RNews - Istilah "blusukan" jadi terkenal setelah Joko Widodo atau Jokowi menjadi Gubernur DKI Jakarta mulai 2012.
Kala itu, Jokowi kerap turun ke lapangan dengan pengawalan biasa saja. Publik terbuai oleh gaya 'ndeso' mantan Wali Kota Solo itu.
Belakangan ini, blusukan Jokowi jarang terdengar. Publik pun bertanya-tanya, apakah karena Si Kerempeng itu sibuk sebagai capres PDI Perjuangan.
Wajar jika pertanyaan itu muncul karena kinerja pemerintah provinsi tidak memuaskan sebagian pihak. Selain itu, ada beberapa persoalan penting belum ditangani.

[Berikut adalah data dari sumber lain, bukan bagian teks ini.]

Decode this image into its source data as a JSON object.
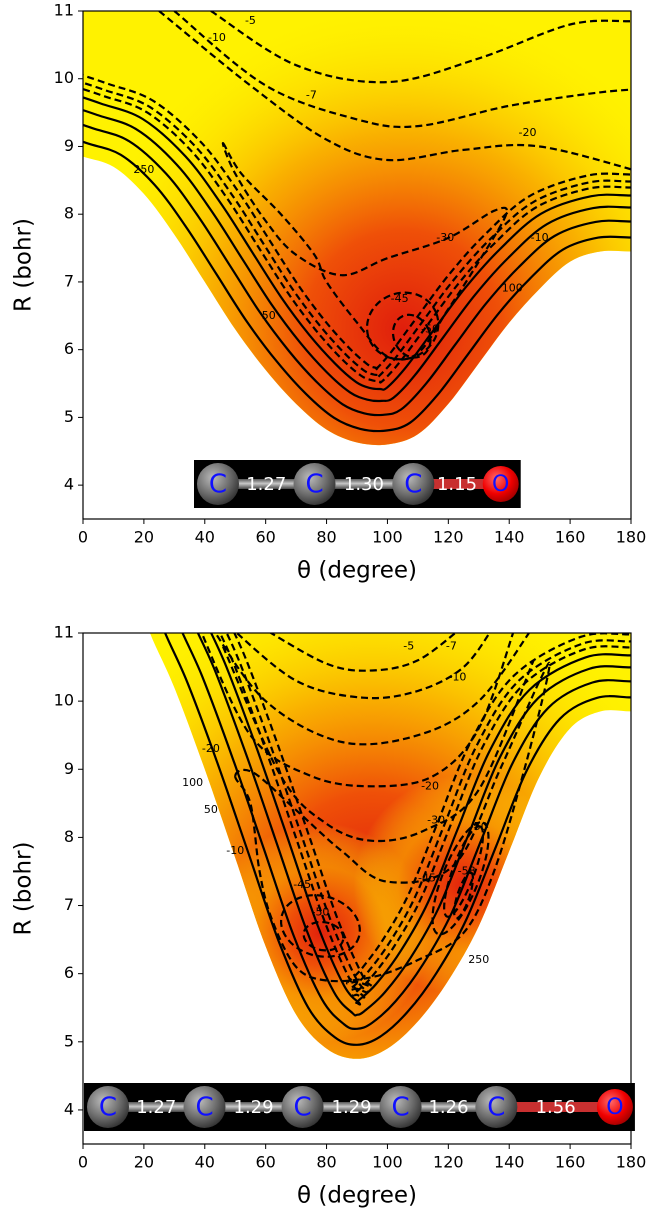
{
  "chart_data": [
    {
      "type": "contour",
      "xlabel": "θ (degree)",
      "ylabel": "R (bohr)",
      "xlim": [
        0,
        180
      ],
      "ylim": [
        3.5,
        11
      ],
      "xticks": [
        0,
        20,
        40,
        60,
        80,
        100,
        120,
        140,
        160,
        180
      ],
      "yticks": [
        4,
        5,
        6,
        7,
        8,
        9,
        10,
        11
      ],
      "contour_labels": [
        -5,
        -10,
        -7,
        -20,
        -30,
        -45,
        -50,
        250,
        50,
        100,
        -10
      ],
      "molecule": {
        "atoms": [
          "C",
          "C",
          "C",
          "O"
        ],
        "bonds": [
          1.27,
          1.3,
          1.15
        ],
        "bond_labels": [
          "1.27",
          "1.30",
          "1.15"
        ]
      }
    },
    {
      "type": "contour",
      "xlabel": "θ (degree)",
      "ylabel": "R (bohr)",
      "xlim": [
        0,
        180
      ],
      "ylim": [
        3.5,
        11
      ],
      "xticks": [
        0,
        20,
        40,
        60,
        80,
        100,
        120,
        140,
        160,
        180
      ],
      "yticks": [
        4,
        5,
        6,
        7,
        8,
        9,
        10,
        11
      ],
      "contour_labels": [
        -5,
        -7,
        -10,
        -20,
        -30,
        -50,
        -45,
        -58,
        -45,
        -50,
        -20,
        100,
        50,
        -10,
        250
      ],
      "molecule": {
        "atoms": [
          "C",
          "C",
          "C",
          "C",
          "C",
          "O"
        ],
        "bonds": [
          1.27,
          1.29,
          1.29,
          1.26,
          1.56
        ],
        "bond_labels": [
          "1.27",
          "1.29",
          "1.29",
          "1.26",
          "1.56"
        ]
      }
    }
  ]
}
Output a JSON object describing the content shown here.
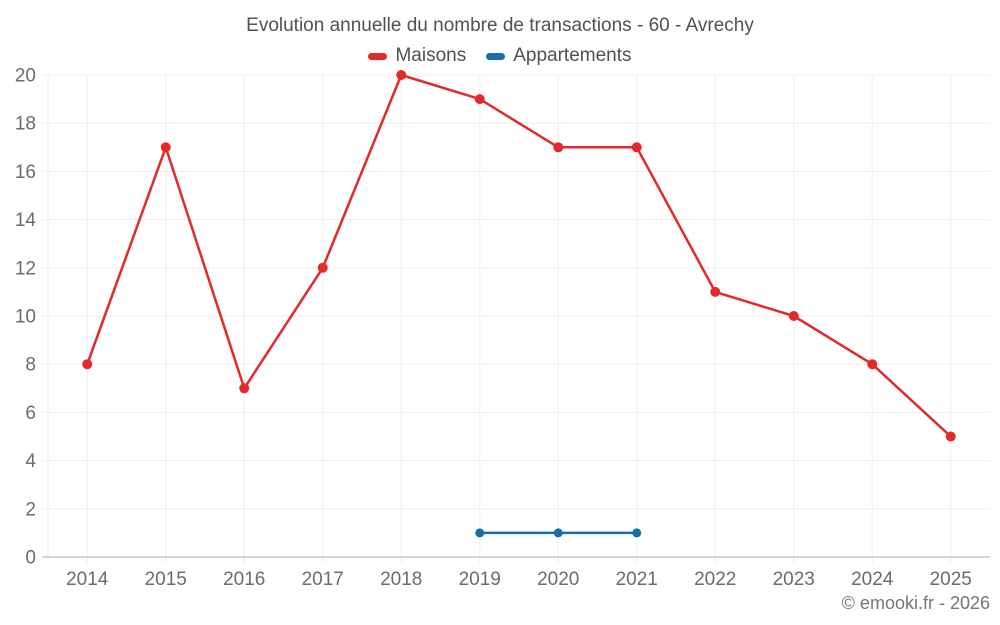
{
  "chart_data": {
    "type": "line",
    "title": "Evolution annuelle du nombre de transactions - 60 - Avrechy",
    "categories": [
      "2014",
      "2015",
      "2016",
      "2017",
      "2018",
      "2019",
      "2020",
      "2021",
      "2022",
      "2023",
      "2024",
      "2025"
    ],
    "series": [
      {
        "name": "Maisons",
        "color": "#e22a2a",
        "values": [
          8,
          17,
          7,
          12,
          20,
          19,
          17,
          17,
          11,
          10,
          8,
          5
        ]
      },
      {
        "name": "Appartements",
        "color": "#1a6fa8",
        "values": [
          null,
          null,
          null,
          null,
          null,
          1,
          1,
          1,
          null,
          null,
          null,
          null
        ]
      }
    ],
    "xlabel": "",
    "ylabel": "",
    "ylim": [
      0,
      20
    ],
    "yticks": [
      0,
      2,
      4,
      6,
      8,
      10,
      12,
      14,
      16,
      18,
      20
    ],
    "grid": true,
    "legend_position": "top",
    "footer": "© emooki.fr - 2026",
    "colors": {
      "gridline": "#ededed",
      "axis_line": "#c7c7c7",
      "tick_label": "#6b6b6b",
      "title_text": "#515151",
      "footer_text": "#757575"
    }
  }
}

Jokowi akhirnya menjadi sasaran tembak. Beberapa hal bisa dijadikan 'peluru' untuk menjatuhkannya menjelang pilpres. Mau tahu apa saja?
Posisi Sekda Kosong
Posisi sekretaris daerah (sekda) DKI kosong semenjak April 2013. Sekda sempat dijabat Fajar Panjaitan yang mengundurkan diri karena ingin menjadi caleg DPR.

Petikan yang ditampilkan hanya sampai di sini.